It's been 150 years since Scottish Physicist James Clerk Maxwell showed off the world's first colour photograph at a Royal Institution lecture in London. His discovery is incredible but, technically, it shouldn't have worked.
Best known for formulating classical electromagnetic theory and demonstrating that electricity, magnetism and light are all permutations of the electromagnetic field, James Clerk Maxwell's research in optics led him to hypothesise the three-colour method in 1855. The three-colour method is based around the three types of colour-sensing cones in the human eye: red, green or blue.
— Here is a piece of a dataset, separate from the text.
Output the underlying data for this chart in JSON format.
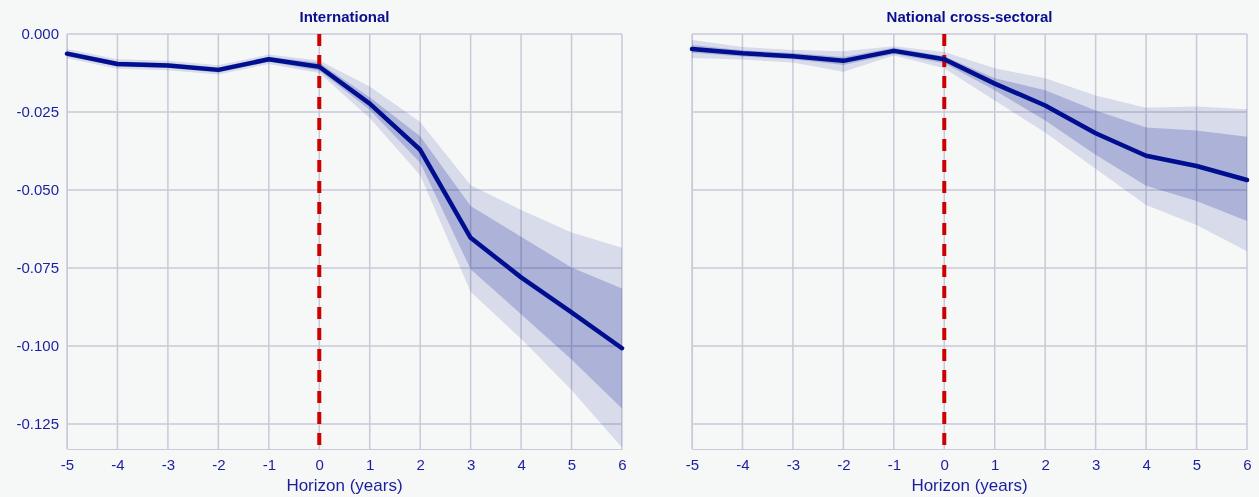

Maxwell figured that the human eye could be fooled into seeing a full colour picture if three slides of the appropriate colour in the proper proportions were overlaid.
To demonstrate this effect, he and his assistant created the composite picture of a tartan ribbon you see above from three monochrome images, each filtered for a specific colour. The only problem was that the emulsion that he used to capture the monochrome images was really only reactive to blue light. The green light emulsion barely registered anything outside the blue-green spectrum and the red light emulsion did nothing at all. So how did he end up getting a full-colour image? Turns out the ferric thiocyanate he used as the red filter allows a large amount of ultraviolet light to pass through and red-dyed fabrics tend to reflect ultraviolet light as well as red. The red colour he produced was not from the visual spectrum at all, instead he created a full colour image from the ultraviolet, blue-green, blue spectrums.
Maxwell succeeded in creating the world's first durable colour photograph - but for the wrong reasons. So happy birthday, colour photography, you're one of our favourite accidents.